The other possibility, which I consider more likely, is that we who would try to analyze the CA results are simply overthinking it. The fact is, there are great numbers of people who simply and invariably vote Democrat...for ten different reasons neither you nor I nor a dozen professional pundits can accurately quantify. It makes no sense to us. It is unprincipled, it has a repetitively proven history of failure in the case of CA (and many other places) but these people apparently believe they are “voting their paycheck”. IT IS THEIR RIGHT to vote their paycheck. You and I would probably think that they are wrong (both morally and intellectually-thought-process-wise) to vote Dem even if their motivation is their paycheck. But where this process breaks down is largely unknowable. CA is also gerrymandered to death, something like 52 out of 53 districts are massively over-Democratted.
Myself, I can’t overthink it. I’m putting my affairs in order and getting ready to move out of the state.

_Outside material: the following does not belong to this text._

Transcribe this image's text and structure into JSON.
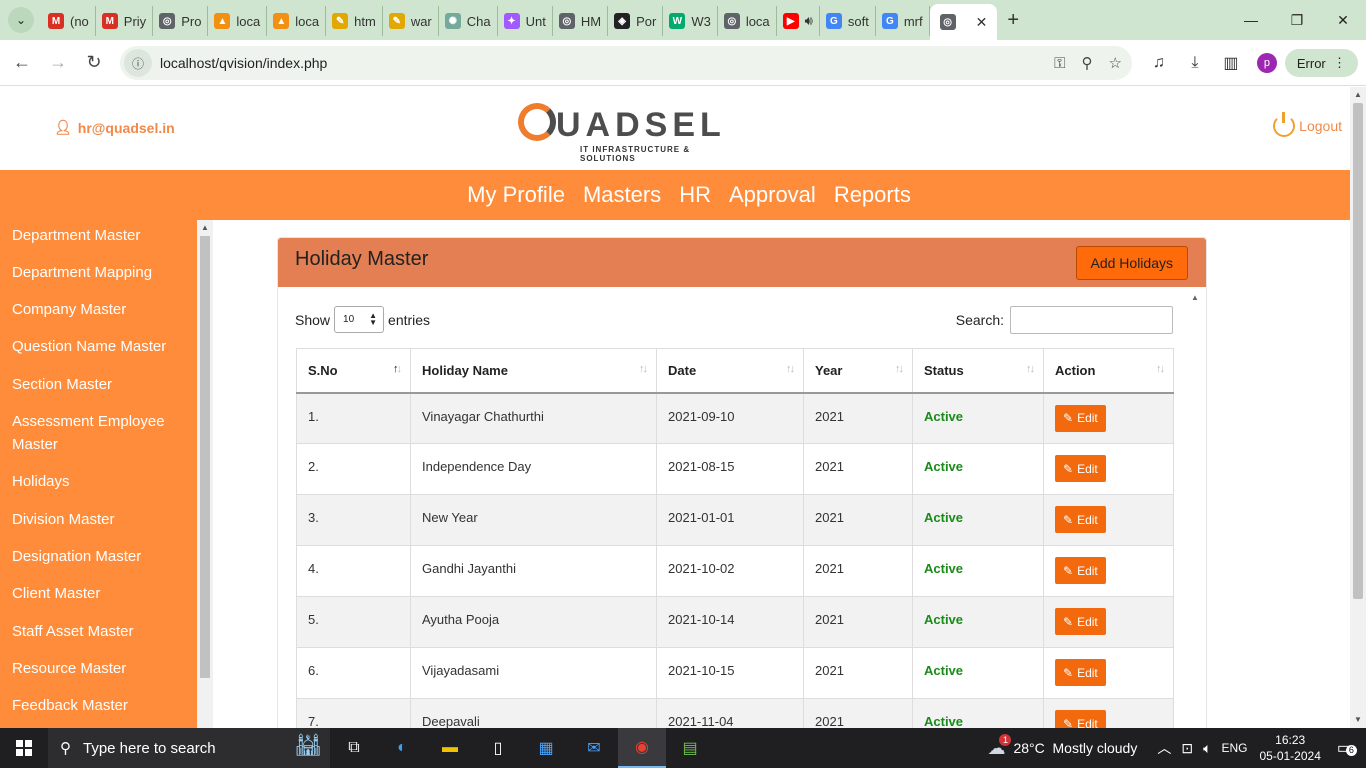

“CA is also gerrymandered to death, something like 52 out of 53 districts are massively over-Democratted.”
If they could “over-Democrat” 52 of 53 districts, this just indicates it’s an overwhelmingly Democratic state.
On average, the 19 Republicans who won, won by smaller margins than the 34 Democrats who won. If the Republicans were hurt by gerrymandering, the opposite would have to be true.